“His body hit the street with such a beautiful thud…”

Bruce Springsteen – “Lost in the Flood” from Greetings from Asbury Park, N.J. (1973)

The Boss’ first album, Greetings from Asbury Park, N.J., has been compared to Van Morrison’s seminal Astral Weeks (1968), and with good reason.  Both albums came early in their respective composer’s careers, both contain extraordinarily dense, poetic lyrics dealing with similar themes of alienation and unrequited love, and both pay homage to their composer’s hometowns (Springsteen’s Asbury Park, New Jersey, and Van the Man’s Belfast, Northern Ireland).  Both albums also share the same bass player, but that is little more than a neat-o coincidence.
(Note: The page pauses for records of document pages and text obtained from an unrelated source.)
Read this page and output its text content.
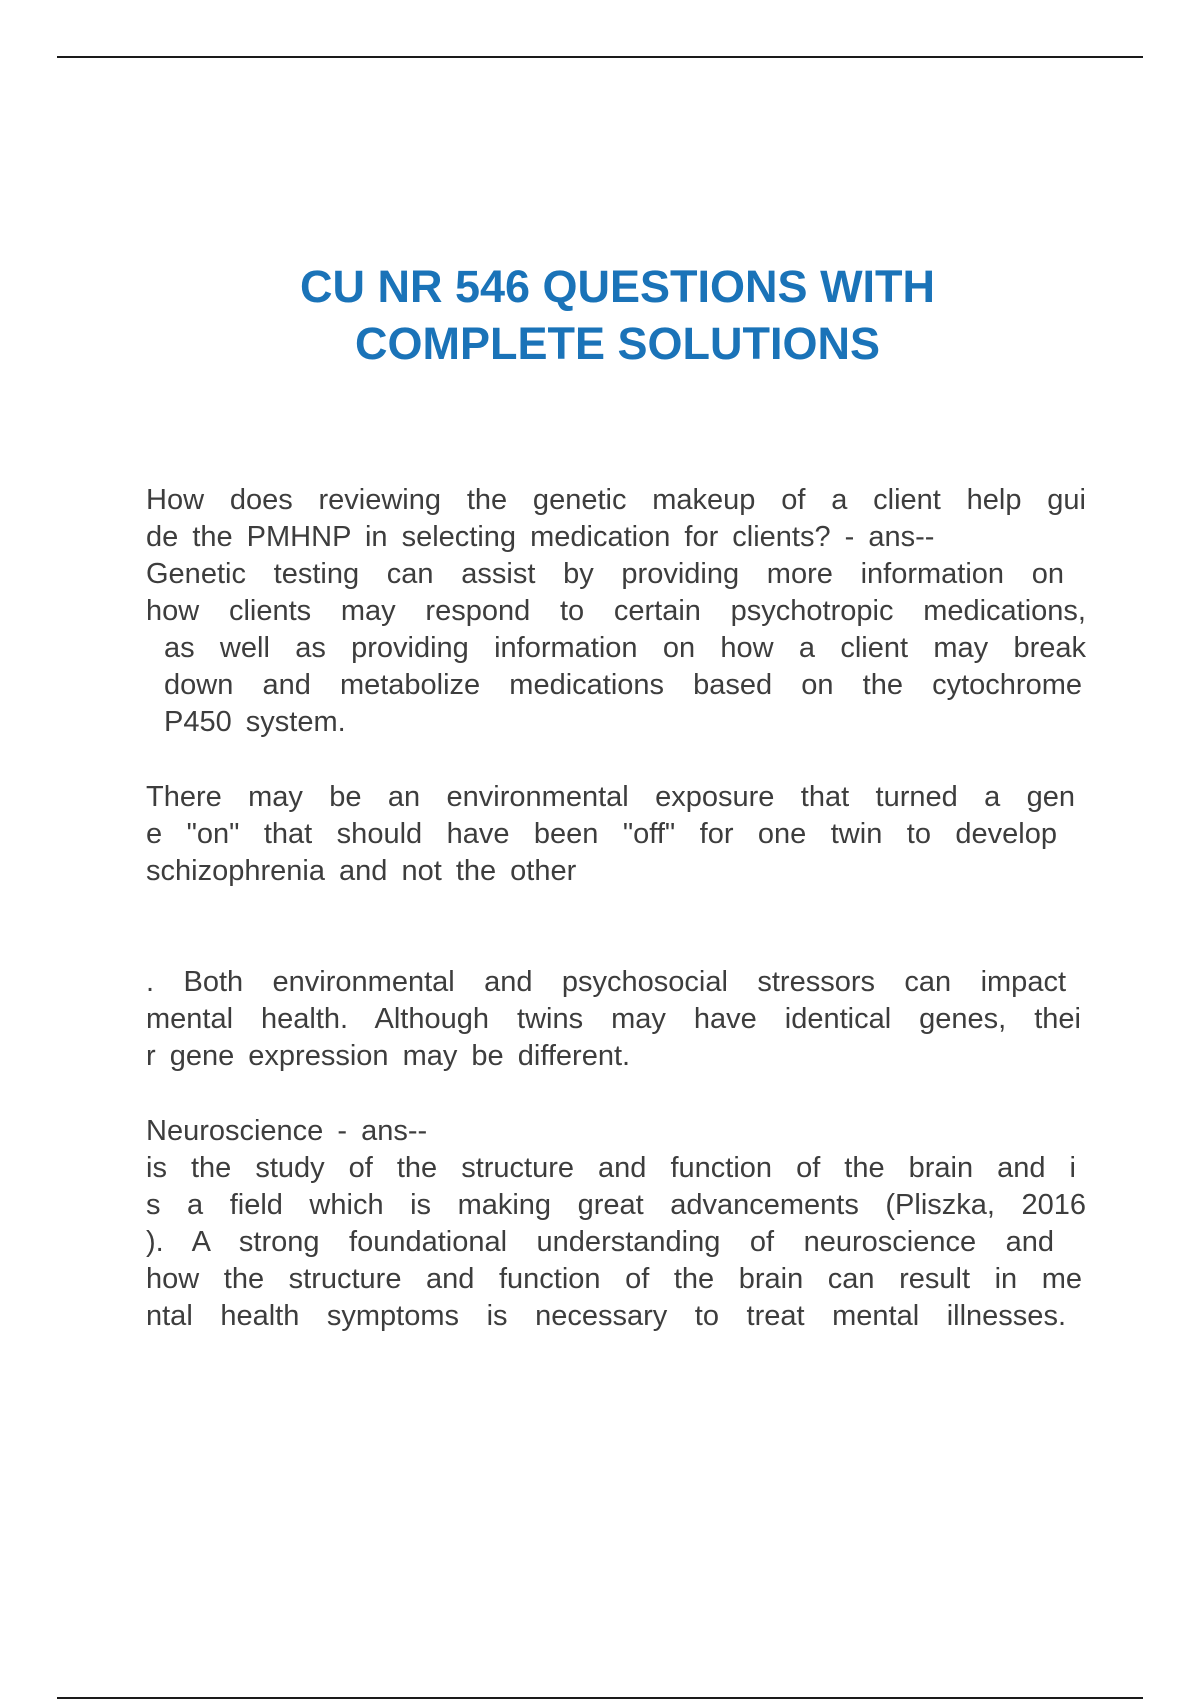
CU NR 546 QUESTIONS WITH
COMPLETE SOLUTIONS
How does reviewing the genetic makeup of a client help gui
de the PMHNP in selecting medication for clients? - ans--
Genetic testing can assist by providing more information on
how clients may respond to certain psychotropic medications,
as well as providing information on how a client may break
down and metabolize medications based on the cytochrome
P450 system.
There may be an environmental exposure that turned a gen
e "on" that should have been "off" for one twin to develop
schizophrenia and not the other
. Both environmental and psychosocial stressors can impact
mental health. Although twins may have identical genes, thei
r gene expression may be different.
Neuroscience - ans--
is the study of the structure and function of the brain and i
s a field which is making great advancements (Pliszka, 2016
). A strong foundational understanding of neuroscience and
how the structure and function of the brain can result in me
ntal health symptoms is necessary to treat mental illnesses.
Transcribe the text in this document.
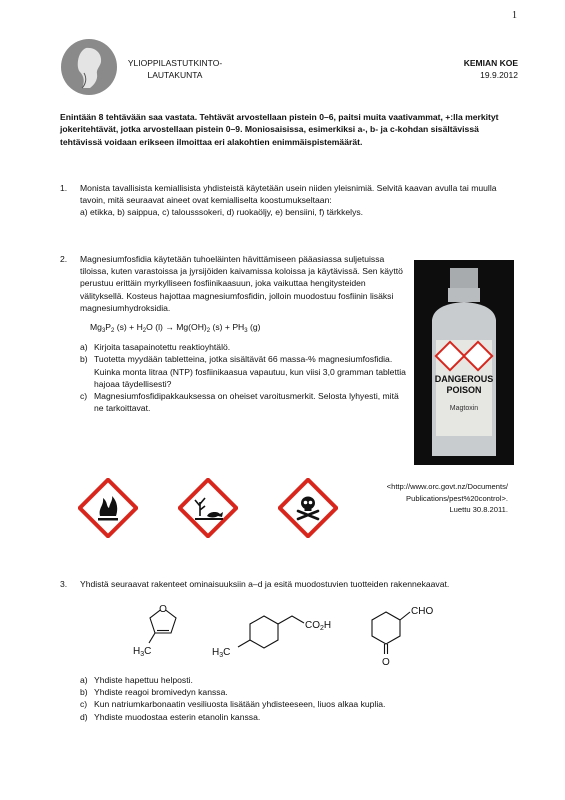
1
YLIOPPILASTUTKINTO-
LAUTAKUNTA
KEMIAN KOE
19.9.2012
Enintään 8 tehtävään saa vastata. Tehtävät arvostellaan pistein 0–6, paitsi muita vaativammat, +:lla merkityt jokeritehtävät, jotka arvostellaan pistein 0–9. Moniosaisissa, esimerkiksi a-, b- ja c-kohdan sisältävissä tehtävissä voidaan erikseen ilmoittaa eri alakohtien enimmäispistemäärät.
1. Monista tavallisista kemiallisista yhdisteistä käytetään usein niiden yleisnimiä. Selvitä kaavan avulla tai muulla tavoin, mitä seuraavat aineet ovat kemialliselta koostumukseltaan:
a) etikka, b) saippua, c) talousssokeri, d) ruokaöljy, e) bensiini, f) tärkkelys.
2. Magnesiumfosfidia käytetään tuhoeläinten hävittämiseen pääasiassa suljetuissa tiloissa, kuten varastoissa ja jyrsijöiden kaivamissa koloissa ja käytävissä. Sen käyttö perustuu erittäin myrkylliseen fosfiinikaasuun, joka vaikuttaa hengitysteiden välityksellä. Kosteus hajottaa magnesiumfosfidin, jolloin muodostuu fosfiinin lisäksi magnesiumhydroksidia.
$Mg_3P_2$ $(s) + H_2O$ $(l) \to Mg(OH)_2$ $(s) + PH_3$ (g)
a) Kirjoita tasapainotettu reaktioyhtälö.
b) Tuotetta myydään tabletteina, jotka sisältävät 66 massa-% magnesiumfosfidia. Kuinka monta litraa (NTP) fosfiinikaasua vapautuu, kun viisi 3,0 gramman tablettia hajoaa täydellisesti?
c) Magnesiumfosfidipakkauksessa on oheiset varoitusmerkit. Selosta lyhyesti, mitä ne tarkoittavat.
DANGEROUS
POISON
Magtoxin
<http://www.orc.govt.nz/Documents/
Publications/pest%20control>.
Luettu 30.8.2011.
3. Yhdistä seuraavat rakenteet ominaisuuksiin a–d ja esitä muodostuvien tuotteiden rakennekaavat.
O
$H_3C$	$H_3C$
$CO_2H$
CHO
O
a) Yhdiste hapettuu helposti.
b) Yhdiste reagoi bromivedyn kanssa.
c) Kun natriumkarbonaatin vesiliuosta lisätään yhdisteeseen, liuos alkaa kuplia.
d) Yhdiste muodostaa esterin etanolin kanssa.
Born to Run (1975) is widely regarded as the album that “made” Bruce Springsteen.  It is a fine album to be sure, but Greetings is just as good, if not better.  The lyircs (arguably the most important part of the early Springsteen canon…I’m not familiar with his post-70’s stuff) on Born to Run are oftentimes lost in the too-busy arrangements.  This is not the case on Greetings, where the words are far clearer, except of course for the famous deuce/douche chorus on “Blinded by the Light,” but that is an entirely different discussion (not really…it’s “deuce,” for the record).
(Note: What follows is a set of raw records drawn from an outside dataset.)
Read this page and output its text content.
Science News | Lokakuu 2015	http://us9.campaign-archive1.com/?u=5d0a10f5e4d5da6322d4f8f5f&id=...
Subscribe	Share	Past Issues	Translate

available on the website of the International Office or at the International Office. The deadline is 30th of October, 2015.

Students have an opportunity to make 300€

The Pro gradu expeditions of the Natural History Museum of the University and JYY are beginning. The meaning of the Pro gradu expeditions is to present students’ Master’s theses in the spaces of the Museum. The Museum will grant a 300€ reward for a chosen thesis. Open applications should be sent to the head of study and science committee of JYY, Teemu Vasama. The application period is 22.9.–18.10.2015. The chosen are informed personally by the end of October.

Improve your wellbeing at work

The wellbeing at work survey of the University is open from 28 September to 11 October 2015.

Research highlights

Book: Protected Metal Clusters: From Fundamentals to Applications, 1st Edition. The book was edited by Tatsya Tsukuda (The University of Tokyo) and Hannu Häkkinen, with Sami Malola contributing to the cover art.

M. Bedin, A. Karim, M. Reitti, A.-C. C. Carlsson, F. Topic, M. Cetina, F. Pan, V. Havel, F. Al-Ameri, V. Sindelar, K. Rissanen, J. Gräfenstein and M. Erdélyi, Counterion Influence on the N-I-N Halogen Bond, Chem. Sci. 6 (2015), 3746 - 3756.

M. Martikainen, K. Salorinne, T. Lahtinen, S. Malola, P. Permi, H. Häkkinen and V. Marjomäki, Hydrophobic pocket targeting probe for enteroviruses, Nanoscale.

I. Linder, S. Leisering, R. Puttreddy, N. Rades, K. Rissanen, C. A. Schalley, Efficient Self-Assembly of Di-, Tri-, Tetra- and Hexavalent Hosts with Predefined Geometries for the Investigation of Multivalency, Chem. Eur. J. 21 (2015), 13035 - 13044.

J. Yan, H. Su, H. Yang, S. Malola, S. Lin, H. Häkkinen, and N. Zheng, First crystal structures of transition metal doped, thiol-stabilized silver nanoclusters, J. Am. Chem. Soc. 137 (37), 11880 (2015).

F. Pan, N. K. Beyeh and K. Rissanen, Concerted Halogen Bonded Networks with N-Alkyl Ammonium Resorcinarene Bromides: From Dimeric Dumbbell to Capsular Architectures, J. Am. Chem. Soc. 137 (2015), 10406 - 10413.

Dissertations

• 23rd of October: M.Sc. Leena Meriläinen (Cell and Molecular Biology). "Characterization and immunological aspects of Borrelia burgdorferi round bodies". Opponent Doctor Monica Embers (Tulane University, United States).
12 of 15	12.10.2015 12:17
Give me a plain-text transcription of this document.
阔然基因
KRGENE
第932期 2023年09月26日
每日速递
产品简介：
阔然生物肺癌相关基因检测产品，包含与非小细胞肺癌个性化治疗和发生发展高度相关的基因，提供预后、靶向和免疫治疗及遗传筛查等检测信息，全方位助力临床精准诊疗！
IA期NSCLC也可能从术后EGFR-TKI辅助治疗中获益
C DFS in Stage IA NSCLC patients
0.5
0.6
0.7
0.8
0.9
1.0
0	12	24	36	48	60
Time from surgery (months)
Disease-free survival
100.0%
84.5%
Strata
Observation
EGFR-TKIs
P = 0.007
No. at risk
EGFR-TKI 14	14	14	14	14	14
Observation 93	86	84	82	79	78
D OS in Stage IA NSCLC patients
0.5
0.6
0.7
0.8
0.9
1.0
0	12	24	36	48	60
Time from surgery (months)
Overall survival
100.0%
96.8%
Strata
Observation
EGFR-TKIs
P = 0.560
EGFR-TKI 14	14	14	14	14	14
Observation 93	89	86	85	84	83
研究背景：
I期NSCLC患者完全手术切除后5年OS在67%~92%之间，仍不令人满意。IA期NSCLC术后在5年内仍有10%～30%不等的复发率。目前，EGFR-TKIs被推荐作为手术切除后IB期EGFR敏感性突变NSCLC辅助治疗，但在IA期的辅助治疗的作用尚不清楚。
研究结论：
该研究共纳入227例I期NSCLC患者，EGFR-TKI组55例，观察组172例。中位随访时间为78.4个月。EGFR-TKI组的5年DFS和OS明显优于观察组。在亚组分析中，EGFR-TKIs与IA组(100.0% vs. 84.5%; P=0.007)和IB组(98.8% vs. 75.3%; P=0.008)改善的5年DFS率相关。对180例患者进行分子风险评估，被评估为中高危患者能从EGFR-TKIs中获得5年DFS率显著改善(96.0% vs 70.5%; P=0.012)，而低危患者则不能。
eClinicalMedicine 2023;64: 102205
The “flood” in this song is of the metaphorical variety.  My reading of the song sees it as a suffocating flood of humanity in which one feels trapped.  Each of the song’s three verses is about a different character, experiencing increasing levels of this anomie.  In the violent final verse, “Bronx’s best apostle” reminds me somewhat of Travis Bickle in that he seems to be a crusader for the good, he wants to “wash the scum off the streets” in the same way Bickle did in Taxi Driver three years after this album’s release.  At the risk of veering entirely off topic, Martin Scorsese has said that Taxi Driver is in part based on the aforementioned Astral Weeks.

Or maybe “Bronx’s best apostle” is just another gang-banger.  I dunno.
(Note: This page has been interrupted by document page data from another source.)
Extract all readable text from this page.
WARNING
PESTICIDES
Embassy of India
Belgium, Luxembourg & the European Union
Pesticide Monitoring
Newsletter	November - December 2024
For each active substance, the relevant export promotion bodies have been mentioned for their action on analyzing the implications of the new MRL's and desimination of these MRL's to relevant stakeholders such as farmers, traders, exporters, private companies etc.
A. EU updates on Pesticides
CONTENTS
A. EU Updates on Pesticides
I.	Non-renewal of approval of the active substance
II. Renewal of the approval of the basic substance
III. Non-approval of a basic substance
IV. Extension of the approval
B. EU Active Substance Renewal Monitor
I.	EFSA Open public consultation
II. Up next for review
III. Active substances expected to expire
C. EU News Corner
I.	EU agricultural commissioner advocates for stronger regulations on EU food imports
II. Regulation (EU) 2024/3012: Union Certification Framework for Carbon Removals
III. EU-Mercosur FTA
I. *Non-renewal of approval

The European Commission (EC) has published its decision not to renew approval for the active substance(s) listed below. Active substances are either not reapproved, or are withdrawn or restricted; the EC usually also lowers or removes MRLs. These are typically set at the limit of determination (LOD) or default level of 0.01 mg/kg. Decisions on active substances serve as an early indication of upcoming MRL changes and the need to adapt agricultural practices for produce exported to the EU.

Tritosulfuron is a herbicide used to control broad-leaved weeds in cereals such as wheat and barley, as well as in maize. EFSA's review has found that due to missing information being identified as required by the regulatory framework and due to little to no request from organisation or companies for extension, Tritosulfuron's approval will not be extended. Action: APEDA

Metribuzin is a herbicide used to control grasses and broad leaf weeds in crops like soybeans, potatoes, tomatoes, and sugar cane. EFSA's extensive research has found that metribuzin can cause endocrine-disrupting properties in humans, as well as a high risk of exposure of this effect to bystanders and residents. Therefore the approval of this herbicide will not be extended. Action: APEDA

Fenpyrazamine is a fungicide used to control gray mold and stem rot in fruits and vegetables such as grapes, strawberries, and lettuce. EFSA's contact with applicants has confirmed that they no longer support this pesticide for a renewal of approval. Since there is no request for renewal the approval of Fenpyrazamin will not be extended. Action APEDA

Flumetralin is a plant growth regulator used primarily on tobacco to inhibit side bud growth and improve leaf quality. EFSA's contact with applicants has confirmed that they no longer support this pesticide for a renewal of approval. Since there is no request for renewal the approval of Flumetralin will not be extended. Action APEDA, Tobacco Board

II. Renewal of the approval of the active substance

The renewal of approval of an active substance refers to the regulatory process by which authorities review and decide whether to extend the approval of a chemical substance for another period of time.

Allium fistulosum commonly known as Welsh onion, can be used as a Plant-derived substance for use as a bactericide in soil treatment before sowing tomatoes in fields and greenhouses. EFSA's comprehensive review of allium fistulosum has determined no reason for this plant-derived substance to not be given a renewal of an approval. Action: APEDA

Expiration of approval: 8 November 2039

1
Either way, the climactic last verse is about the the urban alienation so familiar to us big-city dwellers.  One often feels invisible in the constant presence of so many strangers, and some feel like the only way they can get people to notice them is to go on a shooting rampage.  Fortunately, most of us have the presence of mind to avoid such things.

Buy the Boss

Posted by Adam

3 Comments

Filed under 1970s, Americana, Rock, Singer-Songwriter

3 responses to ““His body hit the street with such a beautiful thud…”

  1. What I really love about this song is how “Does This Bus Stop At 82nd Street?” leads right into it, suite-like. The hope of that song versus the trapped feeling of this.

  2. I hadn’t noticed that before, but it does segue quite nicely. My favorite part of “Does This Bus…” is:

    “And Mary Lou she found out how to cope, she rides to heaven on a gyroscope
    The Daily News asks her for the dope
    She says, ‘Man, the dope’s that there’s still hope'”

  3. Obama should start using that line.